Quarto, uma reforma da regulação internacional para fechar lacunas regulatórias para que sistemas bancários paralelos não tenham onde se esconder. Quinto, uma reforma de nossas instituições financeiras internacionais e a criação de um sistema internacional de alarme antecipado. E, por último, uma ação internacional coordenada para construir o amanhã hoje - colocar a economia mundial num caminho econômico, social e ambientalmente sustentável rumo à recuperação e ao crescimento futuro.
Eu sempre fui um "atlanticista" e um grande admirador do espírito de empreendimento e de propósito nacional americano. Visitei os EUA muitas vezes e fiz muitos amigos lá, e como primeiro-ministro quero fazer mais para fortalecer nossa relação com os EUA.
Winston Churchill descreveu a herança conjunta de Grã-Bretanha e Estados Unidos como não só uma história compartilhada, mas uma crença compartilhada nos grandes princípios de liberdade e direitos humanos - o que Barack Obama descreveu como o poder duradouro de nossos ideais - democracia, liberdade, oportunidade e esperança inabalável.
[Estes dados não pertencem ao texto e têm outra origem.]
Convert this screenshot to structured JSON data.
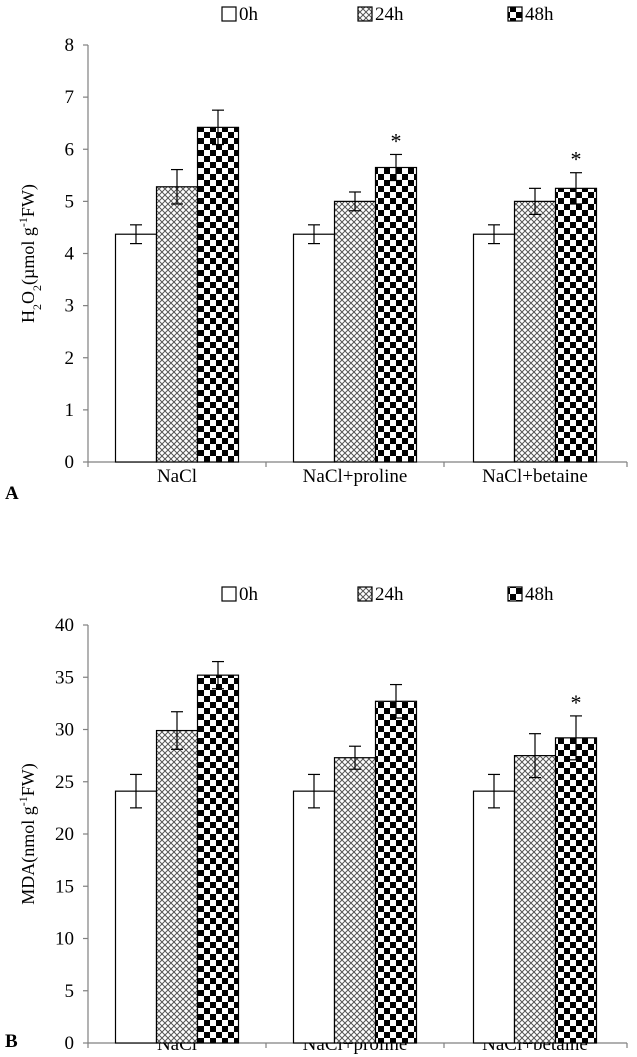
{
  "chart_data": [
    {
      "type": "bar",
      "panel_label": "A",
      "ylabel_parts": {
        "main": "H",
        "sub1": "2",
        "mid": "O",
        "sub2": "2",
        "unit_a": "(µmol g",
        "sup": "-1",
        "unit_b": "FW)"
      },
      "categories": [
        "NaCl",
        "NaCl+proline",
        "NaCl+betaine"
      ],
      "ylim": [
        0,
        8
      ],
      "yticks": [
        0,
        1,
        2,
        3,
        4,
        5,
        6,
        7,
        8
      ],
      "legend_position": "top",
      "grid": false,
      "series": [
        {
          "name": "0h",
          "values": [
            4.37,
            4.37,
            4.37
          ],
          "errors": [
            0.18,
            0.18,
            0.18
          ],
          "significant": [
            false,
            false,
            false
          ]
        },
        {
          "name": "24h",
          "values": [
            5.28,
            5.0,
            5.0
          ],
          "errors": [
            0.33,
            0.18,
            0.25
          ],
          "significant": [
            false,
            false,
            false
          ]
        },
        {
          "name": "48h",
          "values": [
            6.42,
            5.65,
            5.25
          ],
          "errors": [
            0.33,
            0.25,
            0.3
          ],
          "significant": [
            false,
            true,
            true
          ]
        }
      ],
      "significance_symbol": "*"
    },
    {
      "type": "bar",
      "panel_label": "B",
      "ylabel_parts": {
        "main": "MDA",
        "unit_a": "(nmol g",
        "sup": "-1",
        "unit_b": "FW)"
      },
      "categories": [
        "NaCl",
        "NaCl+proline",
        "NaCl+betaine"
      ],
      "ylim": [
        0,
        40
      ],
      "yticks": [
        0,
        5,
        10,
        15,
        20,
        25,
        30,
        35,
        40
      ],
      "legend_position": "top",
      "grid": false,
      "series": [
        {
          "name": "0h",
          "values": [
            24.1,
            24.1,
            24.1
          ],
          "errors": [
            1.6,
            1.6,
            1.6
          ],
          "significant": [
            false,
            false,
            false
          ]
        },
        {
          "name": "24h",
          "values": [
            29.9,
            27.3,
            27.5
          ],
          "errors": [
            1.8,
            1.1,
            2.1
          ],
          "significant": [
            false,
            false,
            false
          ]
        },
        {
          "name": "48h",
          "values": [
            35.2,
            32.7,
            29.2
          ],
          "errors": [
            1.3,
            1.6,
            2.1
          ],
          "significant": [
            false,
            false,
            true
          ]
        }
      ],
      "significance_symbol": "*"
    }
  ]
}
Grã-Bretanha e Estados Unidos podem estar separados pelas milhares de milhas do Atlântico, mas estamos unidos por valores comuns que jamais poderão ser rompidos. E, no momento em que os Estados Unidos se erguem em sua aurora de esperança, é meu desejo que essa esperança seja realizada com todos nós reunidos para moldar o século 21 como o primeiro século de uma sociedade verdadeiramente global.